1 dokter lainnya diduga memberikan vaksin palsu
keren989
- 0
Ini adalah ringkasan yang dibuat oleh AI, yang mungkin memiliki kesalahan. Untuk konteksnya, selalu rujuk artikel selengkapnya.
Jumlah tersangka mencapai 23 orang, terdiri dari 3 orang dokter dan 2 orang bidan
Jakarta, Indonesia – Pada Jumat, 15 Juli, Bareskrim Polri kembali menetapkan tiga tersangka kasus vaksin palsu, termasuk seorang dokter berinisial H, yang menjadi distributor vaksin palsu sejak 2010.
Sehingga jumlah tersangka vaksin palsu bertambah menjadi 23 orang, terdiri dari 3 orang dokter, dua orang bidan, 6 orang. produsen, 9 distributor, dua pengumpul botol dan satu pencetak label, kata Direktur Tindak Pidana Ekonomi Khusus Bareskrim Polri Brigjen Agung Setya di Mabes Polri.
“Tahun 2010, dia (dokter H) membiarkan rumah sakitnya menggunakan vaksin palsu, dia selesai menjabat direktur pada tahun 2012,” kata Agung. Meski pensiun pada tahun 2012, H tetap mengedarkan vaksin palsu.
Kecuali dokter H, bidan M dan insinyur S juga ditetapkan sebagai tersangka pada hari Jumat.
Dokter H, menurut Agung, mendapatkan vaksin palsu dari pemasok vaksin CV Azka Medika. Polisi sebelumnya menetapkan pimpinan CV Azka Medika sebagai tersangka.
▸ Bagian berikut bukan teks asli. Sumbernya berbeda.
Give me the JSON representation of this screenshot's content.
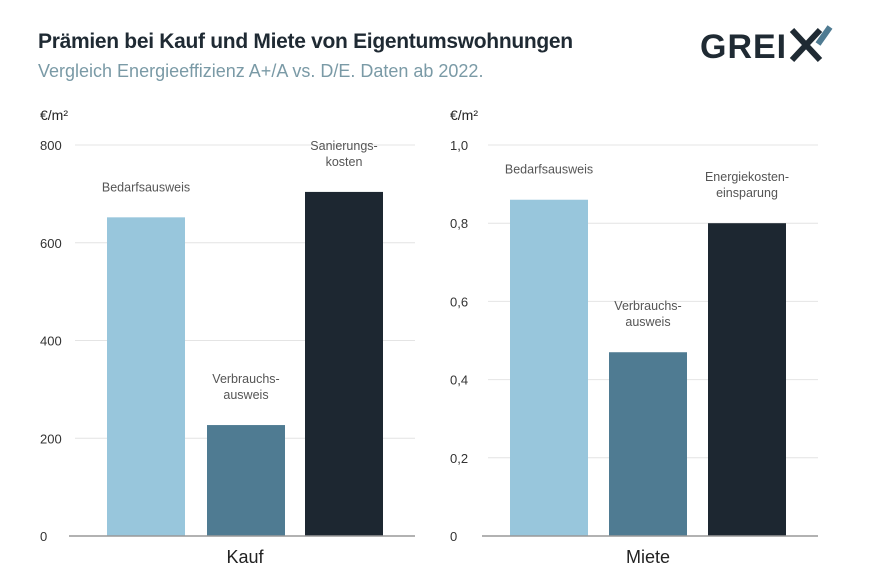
{
  "title": "Prämien bei Kauf und Miete von Eigentumswohnungen",
  "subtitle": "Vergleich Energieeffizienz A+/A vs. D/E. Daten ab 2022.",
  "logo": "GREIX",
  "chart_data": [
    {
      "type": "bar",
      "ylabel": "€/m²",
      "xlabel": "Kauf",
      "categories": [
        "Bedarfsausweis",
        "Verbrauchs-ausweis",
        "Sanierungs-kosten"
      ],
      "values": [
        652,
        227,
        704
      ],
      "ylim": [
        0,
        800
      ],
      "yticks": [
        "0",
        "200",
        "400",
        "600",
        "800"
      ],
      "tick_values": [
        0,
        200,
        400,
        600,
        800
      ],
      "colors": [
        "#98c6dc",
        "#4f7b92",
        "#1d2731"
      ],
      "grid": true
    },
    {
      "type": "bar",
      "ylabel": "€/m²",
      "xlabel": "Miete",
      "categories": [
        "Bedarfsausweis",
        "Verbrauchs-ausweis",
        "Energiekosten-einsparung"
      ],
      "values": [
        0.86,
        0.47,
        0.8
      ],
      "ylim": [
        0,
        1
      ],
      "yticks": [
        "0",
        "0,2",
        "0,4",
        "0,6",
        "0,8",
        "1,0"
      ],
      "tick_values": [
        0,
        0.2,
        0.4,
        0.6,
        0.8,
        1.0
      ],
      "colors": [
        "#98c6dc",
        "#4f7b92",
        "#1d2731"
      ],
      "grid": true
    }
  ]
}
“Hari ini satgas bekerja di dua lokasi berbeda, yakni di RS Permata dan Klinik Malutajam,” kata Agung.
Adapun peran S, jelas Agung, merupakan distributor yang memesan vaksin palsu dari produsen R dan H, pasangan tersebut ditangkap di Bekasi.
“Dia (S) melakukan 60 kali transaksi, ada bukti pembayarannya mencapai Rp 440.210.000,” kata Agung.
Dari keterangan S, penyidik menemukan dua nama yakni bidan M dan dokter AR.
Sedangkan bidan M, mengetahui vaksin tersebut palsu namun tetap memberikannya kepada pasiennya. “Beliau merupakan end user yang menggunakannya langsung untuk pasiennya,” jelas Agung.
Agung mengaku menangkap bidan M di Jatirasa, Bekasi. Saat ini, masih dilakukan penyelidikan untuk mengetahui bayi mana saja yang terpapar vaksin palsu.
Satgas menggerebek Klinik Pratama
Sementara itu, Klinik Pratama Adipraja Medik Lestari yang berlokasi di Jalan Kemanggisan Pulo II, Palmerah, Jakarta Barat digerebek satgas penanganan vaksin palsu pada Jumat sore. Satgas menemukan sisa botol vaksin palsu bekas dr. Ade Ramayadi (AR) untuk melakukan vaksinasi terhadap pasiennya.
AR sendiri ditetapkan sebagai tersangka pada dua hari lalu. “Kami menemukan sisa kesepakatan pembelian vaksin palsu di sana,” kata Agung.
Petugas juga menerima data bahwa dr. AR memesan vaksin palsu dari Insinyur S. “AR ini terus gencar pesan vaksin ke S. Sekarang sudah kita tangkap dan geledah,” ujarnya lagi.
Untuk mengusut kasus ini, total ada 40 orang saksi yang diperiksa penyidik. Saksi ahli juga ada, total ada tujuh saksi ahli, jelas Agung.
Pada Kamis, 14 Juli, Menteri Kesehatan Nila Djuwita F. Moeloek membeberkan nama 14 rumah sakit dan 8 bidan yang menerima dan menggunakan vaksin palsu untuk pasiennya. – Rappler.com.